(headshot photography by Steven Palowsky)
“Are pageants even still relevant?”
“Are you sure you still want to compete? Aren’t you getting a little too old to be dedicating so much into a pageant?”
At 22 years old with nearly seven years of involvement with the Miss Louisiana Organization — three years of competing for and one year of serving as state titleholder with the Miss Louisiana’s Outstanding Teen Organization, and then going on three years of competing for the Miss Louisiana title, these were questions I received fairly regularly. What many did not realize about the Miss America Organization when asking about its relevancy is that it is the largest scholarship provider for young women in the world, and as a first-generation college student needing all of the scholarship money I could get, competing in a pageant that would provide me those scholarships was completely relevant.
So to me, it did not matter how long it took, I had a dream that needed to be fulfilled, and as my mom has always liked to so fondly call it, I’ve always been a bit “strong-willed.”
Don’t get me wrong — my dream to be Miss Louisiana has not always been so clear cut. In fact, after two years of competing, I felt like God was leading me in a different direction, so I took the 2018 competition off. Little did I know, however, that ironically my time away from Miss Louisiana is what would prepare me MOST for Miss Louisiana.

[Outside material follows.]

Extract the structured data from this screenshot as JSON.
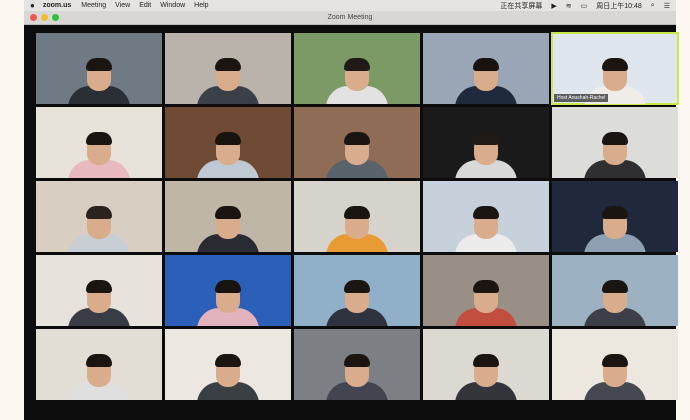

During my year off, I went on to become heavily involved on campus at LSUS, even serving as SGA president for my university. I had really begun to enjoy my time away and had even started to consider not coming back to compete.
But once again God’s plan prevailed, and I went on to compete for and be crowned the Miss Louisiana preliminary titleholder of the Miss Louisiana Watermelon Festival. It was the most fun, supportive year of preparation I have ever had throughout my years of competing. So much of my winning Miss Louisiana is owed to being Miss Louisiana Watermelon Festival. I am so clearly reminded daily of God’s grace and perfect timing.
Since being crowned Miss Louisiana 2019, my year has been a complete, utter whirlwind. You know the movie “Princess Diaries” when Amelia learns she’s the Princess of Genova and overnight her life went from pauper to princess? Yeah. That’s my life. Overnight I gained a new home on ULM campus where the university so kindly sponsors a beautiful apartment by the bayou, a new vehicle provided by JPS Ford in Arcadia, and a new job — all of which I get to keep for a year. I’m now almost two months into the job, and I still find myself waking up in the mornings pinching myself, afraid it’s all a dream. But I guess it is — only it’s a dream come true.
While being Miss Louisiana is fun, it is not all glitz and glamour. It’s a job, and a real, challenging job at that. And with only a year to live this dream, it’s my goal to not allow a single day go to waste.
In addition to preparing for the Miss America competition being held in December, I’ve set forth several goals and initiatives I intend to accomplish throughout my year of service. I’m learning every day the wide variety of hats that Miss Louisiana wears — from speaking to students at schools to serving as the official hostess of the state. But one of my personal first priorities is to serve as an ambassador for my social impact initiative, the Northwest Louisiana YWCA Leadership Empowerment and Development (LEAD) Program, working to establish the LEAD program in all five of our YWCA locations throughout the state. Secondly, I will advocate for our Children’s Miracle Network Hospitals, as that is the Miss America Organization’s national philanthropy, and visit all five of our CMN Hospitals in Louisiana as well as raise funds for the foundation.
Throughout this journey, I am focusing on cherishing every moment and remaining grateful. I have been blown away by all of the love and support I have received so far, and I can only hope to make my state and hometown of Bossier City, Louisiana, proud as my year continues.